Dizer ou pensar que alguém é ético é um elogio moral imenso. Raramente temos a oportunidade de o fazer. Mas, ainda assim, em cada um dos veganos há um desejo sincero de conduzir sua existência de forma ética. Para tal propósito, é preciso primeiro identificar o princípio moral mais abrangente possível, visto que as ações a serem regidas por ele não estão confinadas a apenas um dos aspectos de sua vida cotidiana, mas a todos eles: do comer ao vestir-se, do consumir ao divertir-se.

Veganos decidem colocar seus impulsos comedores, consumidores e divertidores sob domínio de um princípio ético, quer dizer, de um princípio abrangente e preservador de um valor moral universal, o princípio da não violência contra quaisquer formas de vida senciente.
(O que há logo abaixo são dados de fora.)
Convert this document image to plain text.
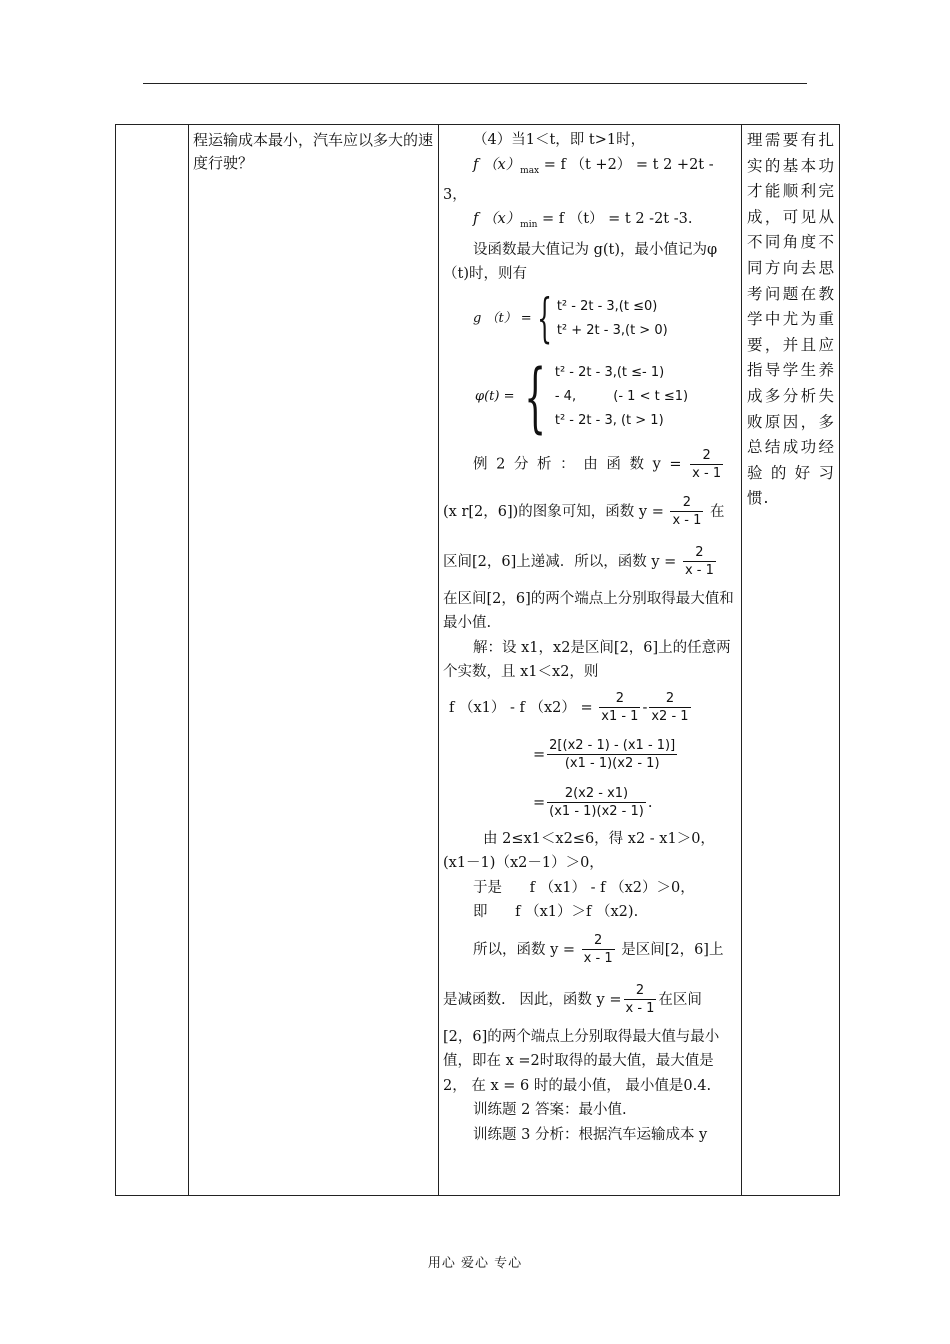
程运输成本最小，汽车应以多大的速度行驶？

（4）当1＜t，即 t>1时，
f $(x)_{max} = f$ （t +2） = t 2 +2t -
3，
f $(x)_{min} = f$ （t） = t 2 -2t -3.
设函数最大值记为 g(t)，最小值记为φ（t)时，则有
g （t） = { t² - 2t - 3,(t ≤0)
t² + 2t - 3,(t > 0)
φ(t) = { t² - 2t - 3,(t ≤- 1)
- 4,         (- 1 < t ≤1)
t² - 2t - 3, (t > 1)
例 2 分 析 ： 由 函 数 $y = \frac{2}{x - 1}$
(x r[2，6])的图象可知，函数 $y = \frac{2}{x - 1}$ 在
区间[2，6]上递减．所以，函数 $y = \frac{2}{x - 1}$
在区间[2，6]的两个端点上分别取得最大值和最小值.
解：设 x1，x2是区间[2，6]上的任意两个实数，且 x1＜x2，则
f （x1） - f $(x2) = \frac{2}{x1 - 1} - \frac{2}{x2 - 1}$
= $\frac{2[(x2 - 1) - (x1 - 1)]}{(x1 - 1)(x2 - 1)}$
= $\frac{2(x2 - x1)}{(x1 - 1)(x2 - 1)}$ .
由 2≤x1＜x2≤6，得 x2 - x1＞0，(x1－1)（x2－1）＞0，
于是      f （x1） - f （x2）＞0，
即      f （x1）＞f （x2).
所以，函数 $y = \frac{2}{x - 1}$ 是区间[2，6]上
是减函数.   因此，函数 $y = \frac{2}{x - 1}$ 在区间
[2，6]的两个端点上分别取得最大值与最小值，即在 x =2时取得的最大值，最大值是 2， 在 x = 6 时的最小值， 最小值是0.4.
训练题 2 答案：最小值.
训练题 3 分析：根据汽车运输成本 y

理需要有扎实的基本功才能顺利完成，可见从不同角度不同方向去思考问题在教学中尤为重要，并且应指导学生养成多分析失败原因，多总结成功经验的好习惯.
用心 爱心 专心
Veganos têm uma tarefa árdua à sua espera, não apenas na hora do almoço ou do lanche, quando se veem obrigados a escolher a comida a partir dos ingredientes com os quais foi preparada, eliminando a hipótese de consumo do que tem origem em animais, vivos ou mortos. Para além de se tornarem outra vez “caçadores” de sua comida na selva urbana dos restaurantes self service, os que decidem nutrir-se sem qualquer componente de origem animal enfrentam outra batalha: descaso, ironia, sarcasmo e hostilidade de quem se alimenta seguindo religiosamente os padrões da cozinha ditados pelos interesses do agronegócio. Quem “desassina” o contrato que interessa apenas ao agronegócio passa alguma fome em meio à orgia alimentar construída pelo padrão “calorético” disseminado pelos defensores da “proteína animal” e também por emoções fortes, ao ser tachado de “radical”.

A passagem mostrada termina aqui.